Why does PCA work even without labels?
Because PCA is an unsupervised technique — it looks only at the variance of features, not the target values.
✳️ Let's test your understanding
What happens if we apply PCA to a dataset where all features are highly correlated?
➤ It will likely reduce well to fewer components, because the variance is along a single direction — PCA captures that shared information efficiently.
Example 2: PCA on the Iris Dataset
from sklearn.datasets import load_iris
from sklearn.preprocessing import StandardScaler
# Load Iris dataset
iris = load_iris()
X = iris.data
y = iris.target
# Step 1: Standardize the data
scaler = StandardScaler()
X_scaled = scaler.fit_transform(X)
# Step 2: Apply PCA
pca = PCA(n_components=2)
X_pca = pca.fit_transform(X_scaled)
# Step 3: Visualize the result
plt.figure(figsize=(8,6))
plt.scatter(X_pca[:, 0], X_pca[:, 1], c=y, cmap='viridis')
plt.xlabel('Principal Component 1')
plt.ylabel('Principal Component 2')
plt.title('PCA on Iris Dataset')
plt.grid(True)
plt.colorbar(label='Species')
plt.show()
A 2D scatter plot showing clusters of the 3 Iris species after PCA.
Code Description:
StandardScaler
is important before PCA to give all features equal weight.load_iris()
gives us 4D data, and we reduce it to 2D using PCA.- Visualization shows clusters, meaning PCA retained useful structure.
Is PCA the same as feature selection?
➤ No.
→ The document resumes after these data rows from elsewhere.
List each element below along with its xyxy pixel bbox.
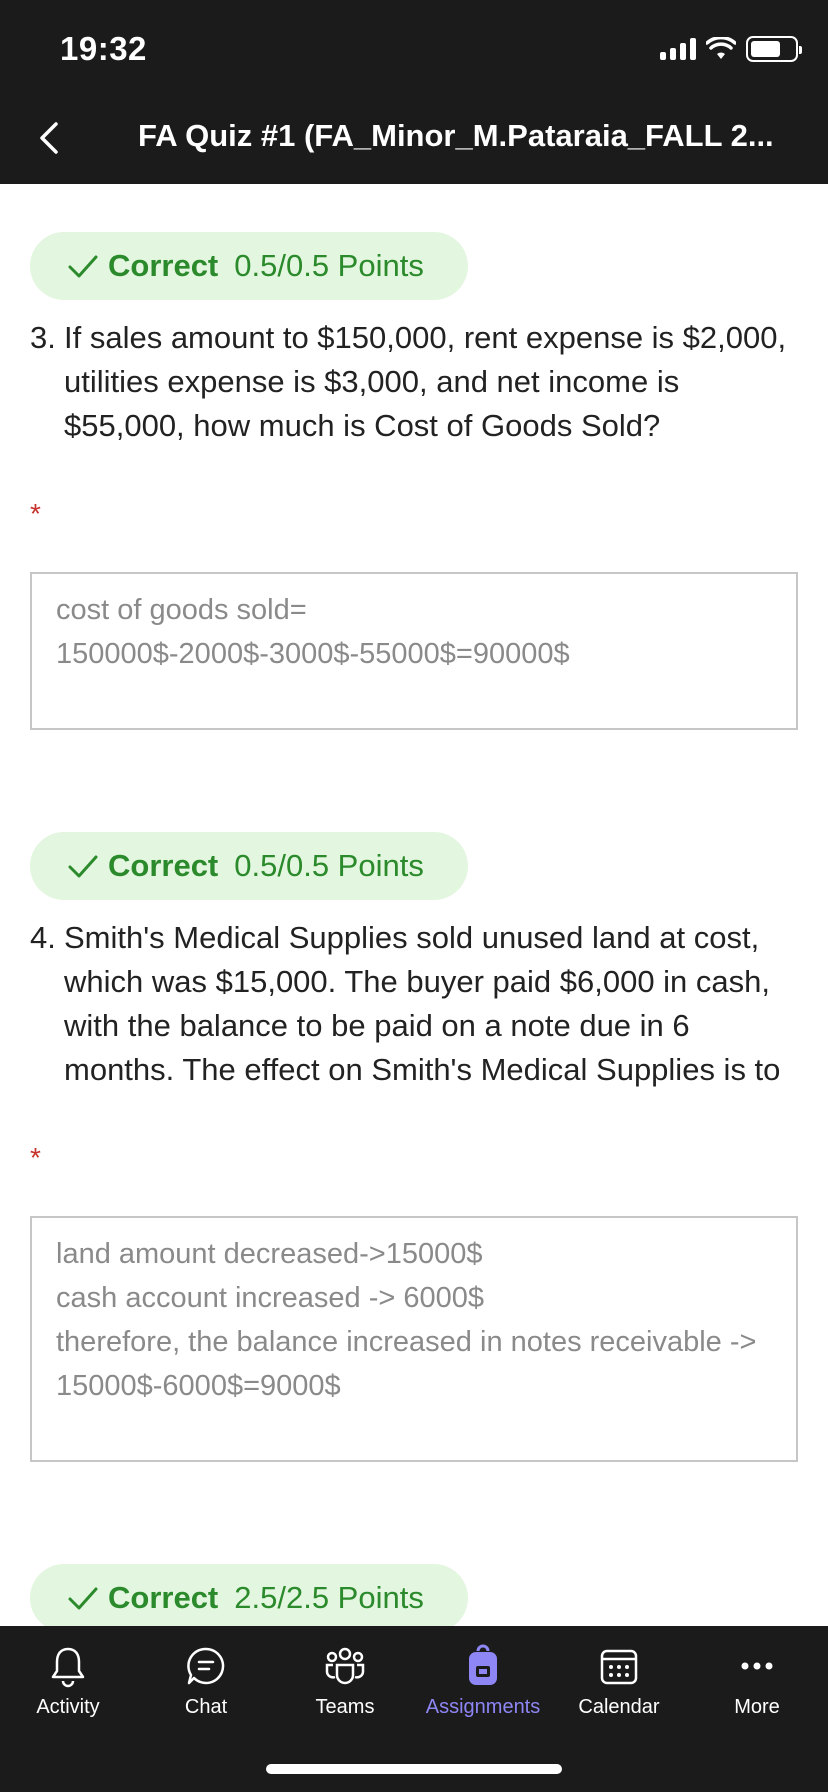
correct-label: Correct [108, 848, 219, 883]
tab-label: Assignments [425, 1696, 541, 1718]
question-text: If sales amount to $150,000, rent expens… [64, 320, 787, 443]
score-badge: Correct 0.5/0.5 Points [30, 232, 468, 300]
checkmark-icon [68, 855, 98, 878]
quiz-screen: 19:32 FA Quiz #1 (FA_Minor_M.Pataraia_FA… [0, 0, 828, 1792]
battery-icon [746, 36, 802, 62]
checkmark-icon [68, 1587, 98, 1610]
tab-label: Teams [315, 1696, 375, 1718]
wifi-icon [706, 37, 736, 59]
tab-chat[interactable]: Chat [141, 1644, 271, 1719]
score-badge: Correct 2.5/2.5 Points [30, 1564, 468, 1626]
back-arrow-icon[interactable] [30, 118, 70, 158]
teams-icon [325, 1647, 365, 1685]
tab-label: Calendar [578, 1696, 660, 1718]
status-time: 19:32 [60, 30, 147, 67]
points-label: 0.5/0.5 Points [234, 248, 424, 283]
more-icon [741, 1662, 773, 1670]
bell-icon [51, 1647, 85, 1688]
tab-calendar[interactable]: Calendar [554, 1644, 684, 1719]
status-icons [660, 36, 802, 62]
required-marker: * [30, 498, 41, 529]
required-marker: * [30, 1142, 41, 1173]
home-indicator[interactable] [266, 1764, 562, 1774]
tab-activity[interactable]: Activity [3, 1644, 133, 1719]
question-4: 4. Smith's Medical Supplies sold unused … [30, 916, 800, 1092]
score-badge: Correct 0.5/0.5 Points [30, 832, 468, 900]
tab-teams[interactable]: Teams [280, 1644, 410, 1719]
tab-label: Activity [36, 1696, 100, 1718]
question-text: Smith's Medical Supplies sold unused lan… [64, 920, 781, 1087]
page-title: FA Quiz #1 (FA_Minor_M.Pataraia_FALL 2..… [138, 118, 774, 153]
tab-label: Chat [184, 1696, 228, 1718]
signal-icon [660, 38, 696, 60]
points-label: 2.5/2.5 Points [234, 1580, 424, 1615]
calendar-icon [600, 1649, 638, 1685]
checkmark-icon [68, 255, 98, 278]
chat-icon [187, 1647, 225, 1685]
quiz-content[interactable]: Correct 0.5/0.5 Points 3. If sales amoun… [0, 184, 828, 1626]
correct-label: Correct [108, 1580, 219, 1615]
question-number: 4. [30, 920, 56, 955]
answer-box[interactable]: land amount decreased->15000$ cash accou… [30, 1216, 798, 1462]
tab-label: More [734, 1696, 780, 1718]
correct-label: Correct [108, 248, 219, 283]
tab-assignments[interactable]: Assignments [418, 1644, 548, 1719]
question-number: 3. [30, 320, 56, 355]
top-bar: 19:32 FA Quiz #1 (FA_Minor_M.Pataraia_FA… [0, 0, 828, 184]
tab-more[interactable]: More [692, 1644, 822, 1719]
backpack-icon [469, 1644, 497, 1685]
question-3: 3. If sales amount to $150,000, rent exp… [30, 316, 800, 448]
points-label: 0.5/0.5 Points [234, 848, 424, 883]
answer-box[interactable]: cost of goods sold= 150000$-2000$-3000$-… [30, 572, 798, 730]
PCA creates new features (principal components), while feature selection chooses from the original features.
Quick Recap Questions
What are the benefits of PCA?
➤ Speed, visualization, noise reduction, better generalization.
When should you apply PCA?
➤ When your dataset has too many features, or features are correlated, or you want better performance/visualization.
Summary
- PCA reduces dimensionality by transforming features into principal components.
- Useful in preprocessing, visualization, and noise reduction.
- Always standardize features before applying PCA.
Now that you understand PCA, try using it on a dataset with 10+ features and see how it performs!